# Scraping: https://www.nytimes.com/

Let's try to scrape the frontpage of the NYT. We're looking for

* Headlines
* Bylines
* Article links

## Getting started

We'll start by **importing the necessary libraries**.

In [1]:
import requests
from bs4 import BeautifulSoup

And then move into **downloading the page** and **importing it into BeautifulSoup**.

In [2]:
response = requests.get('http://www.nytimes.com')
doc = BeautifulSoup(response.text, 'html.parser')

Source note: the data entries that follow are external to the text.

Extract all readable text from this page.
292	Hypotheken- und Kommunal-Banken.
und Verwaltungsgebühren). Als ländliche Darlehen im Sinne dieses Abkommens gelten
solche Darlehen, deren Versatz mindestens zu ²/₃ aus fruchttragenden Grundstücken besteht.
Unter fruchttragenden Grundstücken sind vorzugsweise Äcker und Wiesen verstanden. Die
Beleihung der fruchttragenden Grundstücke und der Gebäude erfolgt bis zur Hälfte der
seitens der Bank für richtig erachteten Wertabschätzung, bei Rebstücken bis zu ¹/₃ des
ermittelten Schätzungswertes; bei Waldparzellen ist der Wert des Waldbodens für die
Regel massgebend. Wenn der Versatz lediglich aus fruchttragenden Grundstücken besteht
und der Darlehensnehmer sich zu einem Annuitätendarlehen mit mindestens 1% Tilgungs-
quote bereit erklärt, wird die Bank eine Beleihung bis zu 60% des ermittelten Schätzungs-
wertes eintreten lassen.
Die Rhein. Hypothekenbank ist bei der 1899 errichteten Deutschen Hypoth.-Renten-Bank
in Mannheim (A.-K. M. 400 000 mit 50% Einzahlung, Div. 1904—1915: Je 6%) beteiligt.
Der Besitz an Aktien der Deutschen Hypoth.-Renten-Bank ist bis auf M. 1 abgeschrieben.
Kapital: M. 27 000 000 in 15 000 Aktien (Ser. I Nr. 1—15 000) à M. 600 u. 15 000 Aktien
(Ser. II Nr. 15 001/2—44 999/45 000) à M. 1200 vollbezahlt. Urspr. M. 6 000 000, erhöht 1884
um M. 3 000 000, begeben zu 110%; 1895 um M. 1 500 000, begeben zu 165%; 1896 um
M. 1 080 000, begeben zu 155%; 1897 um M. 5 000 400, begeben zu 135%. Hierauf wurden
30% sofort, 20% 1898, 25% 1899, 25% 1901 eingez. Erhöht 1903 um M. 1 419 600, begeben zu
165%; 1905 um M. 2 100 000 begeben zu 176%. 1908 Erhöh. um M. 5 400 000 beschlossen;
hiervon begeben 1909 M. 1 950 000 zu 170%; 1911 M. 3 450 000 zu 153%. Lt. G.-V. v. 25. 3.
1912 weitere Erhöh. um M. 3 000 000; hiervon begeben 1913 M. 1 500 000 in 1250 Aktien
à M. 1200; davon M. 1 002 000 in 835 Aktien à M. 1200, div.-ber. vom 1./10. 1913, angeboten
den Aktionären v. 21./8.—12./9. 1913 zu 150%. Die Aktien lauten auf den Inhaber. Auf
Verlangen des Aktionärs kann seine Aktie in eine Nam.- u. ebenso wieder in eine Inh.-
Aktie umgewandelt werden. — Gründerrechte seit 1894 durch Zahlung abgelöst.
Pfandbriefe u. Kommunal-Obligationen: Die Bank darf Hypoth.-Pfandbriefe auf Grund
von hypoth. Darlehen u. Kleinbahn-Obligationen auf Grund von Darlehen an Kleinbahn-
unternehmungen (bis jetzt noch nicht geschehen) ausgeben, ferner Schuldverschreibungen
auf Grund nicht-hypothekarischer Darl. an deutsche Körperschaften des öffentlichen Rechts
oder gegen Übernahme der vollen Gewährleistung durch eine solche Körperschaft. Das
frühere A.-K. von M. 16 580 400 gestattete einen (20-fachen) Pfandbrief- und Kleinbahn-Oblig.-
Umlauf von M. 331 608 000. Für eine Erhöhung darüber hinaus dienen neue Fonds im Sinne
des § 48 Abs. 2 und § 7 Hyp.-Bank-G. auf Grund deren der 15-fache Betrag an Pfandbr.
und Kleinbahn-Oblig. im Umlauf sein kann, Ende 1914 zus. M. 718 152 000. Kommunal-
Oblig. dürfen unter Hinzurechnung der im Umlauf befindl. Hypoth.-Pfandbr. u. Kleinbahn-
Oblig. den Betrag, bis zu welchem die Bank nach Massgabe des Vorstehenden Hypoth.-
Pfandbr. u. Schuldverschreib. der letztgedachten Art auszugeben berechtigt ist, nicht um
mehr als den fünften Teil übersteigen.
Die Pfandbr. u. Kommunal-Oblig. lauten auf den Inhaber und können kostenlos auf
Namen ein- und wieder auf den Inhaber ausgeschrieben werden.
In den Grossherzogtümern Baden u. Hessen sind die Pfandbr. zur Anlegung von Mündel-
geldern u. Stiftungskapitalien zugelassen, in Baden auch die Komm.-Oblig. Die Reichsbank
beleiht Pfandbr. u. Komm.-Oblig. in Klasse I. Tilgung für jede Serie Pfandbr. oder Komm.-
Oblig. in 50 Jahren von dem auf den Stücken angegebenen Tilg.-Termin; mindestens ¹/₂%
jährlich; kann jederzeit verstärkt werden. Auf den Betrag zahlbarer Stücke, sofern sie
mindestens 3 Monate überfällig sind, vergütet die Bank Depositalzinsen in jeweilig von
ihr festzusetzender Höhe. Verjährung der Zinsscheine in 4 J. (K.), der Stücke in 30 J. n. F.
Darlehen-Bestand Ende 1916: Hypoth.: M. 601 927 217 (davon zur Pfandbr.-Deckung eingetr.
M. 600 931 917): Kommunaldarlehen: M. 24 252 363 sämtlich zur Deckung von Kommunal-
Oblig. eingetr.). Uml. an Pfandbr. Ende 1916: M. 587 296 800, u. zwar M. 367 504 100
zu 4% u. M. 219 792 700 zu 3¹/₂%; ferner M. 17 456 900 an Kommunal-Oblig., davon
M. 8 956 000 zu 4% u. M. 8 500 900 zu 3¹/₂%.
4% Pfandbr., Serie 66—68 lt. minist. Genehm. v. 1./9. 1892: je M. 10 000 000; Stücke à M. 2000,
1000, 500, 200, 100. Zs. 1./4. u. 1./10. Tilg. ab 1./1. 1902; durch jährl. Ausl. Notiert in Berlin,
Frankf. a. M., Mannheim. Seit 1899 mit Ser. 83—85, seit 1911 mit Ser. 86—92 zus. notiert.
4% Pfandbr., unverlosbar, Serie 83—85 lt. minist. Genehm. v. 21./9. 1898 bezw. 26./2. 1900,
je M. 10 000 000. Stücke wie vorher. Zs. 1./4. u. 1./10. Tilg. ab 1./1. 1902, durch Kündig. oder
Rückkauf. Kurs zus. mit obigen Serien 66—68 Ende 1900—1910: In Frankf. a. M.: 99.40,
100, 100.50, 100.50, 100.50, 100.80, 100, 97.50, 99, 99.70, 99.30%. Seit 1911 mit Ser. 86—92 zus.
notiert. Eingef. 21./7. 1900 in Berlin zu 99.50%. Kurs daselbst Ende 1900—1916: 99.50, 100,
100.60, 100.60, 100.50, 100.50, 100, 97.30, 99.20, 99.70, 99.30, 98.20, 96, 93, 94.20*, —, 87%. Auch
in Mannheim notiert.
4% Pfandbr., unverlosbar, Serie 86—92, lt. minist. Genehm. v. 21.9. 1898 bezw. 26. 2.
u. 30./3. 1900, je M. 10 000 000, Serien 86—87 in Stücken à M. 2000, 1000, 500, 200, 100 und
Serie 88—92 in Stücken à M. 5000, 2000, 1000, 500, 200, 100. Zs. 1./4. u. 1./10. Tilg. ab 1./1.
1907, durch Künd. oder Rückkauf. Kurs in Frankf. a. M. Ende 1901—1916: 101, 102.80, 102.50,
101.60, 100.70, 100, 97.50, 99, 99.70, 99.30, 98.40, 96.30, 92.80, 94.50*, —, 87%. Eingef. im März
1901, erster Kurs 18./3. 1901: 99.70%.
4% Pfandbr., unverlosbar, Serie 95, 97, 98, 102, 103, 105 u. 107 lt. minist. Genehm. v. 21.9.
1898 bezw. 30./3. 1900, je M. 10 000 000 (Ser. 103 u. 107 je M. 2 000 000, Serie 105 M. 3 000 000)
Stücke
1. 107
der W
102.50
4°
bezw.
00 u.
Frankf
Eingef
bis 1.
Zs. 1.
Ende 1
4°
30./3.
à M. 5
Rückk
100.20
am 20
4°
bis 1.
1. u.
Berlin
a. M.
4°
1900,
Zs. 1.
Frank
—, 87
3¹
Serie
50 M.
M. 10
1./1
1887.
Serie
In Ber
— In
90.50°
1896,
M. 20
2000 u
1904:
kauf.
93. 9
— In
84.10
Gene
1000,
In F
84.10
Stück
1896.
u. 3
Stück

A lot of people call the analyzed page variable `soup` but for once in my life I actually go against the popular thing - I like to call it `doc`, since it helps me remember that it's the *entire document*.

## ATTEMPT ONE: Grabbing the tags directly

Let's jump right into trying to grab the link.

Oh, look it's an.... `a` tag. No special class or anything. What if we try to get all of the `a` tags on the page?

In [6]:
links = doc.find_all('a')

for link in links[:10]:
    print("This is a link")
    print(link.text)

This is a link
LEARN MORE »
This is a link
Skip to content
This is a link
Skip to navigation
This is a link
中文 (Chinese)
This is a link
Español
This is a link





This is a link
Today’s Paper
This is a link
Video
This is a link
World
This is a link
U.S.


Okay, that's terrible. Do you know how many `a` tags are going to be on that page? Many many many. Many very useless ones.

## Talking to parents

When you can't uniquely identify something, sometimes you need to go up the tree to find its **parent**, the elements that are above it. We'll be looking for an element that covers the **entire story**, then we'll pick the link out of it.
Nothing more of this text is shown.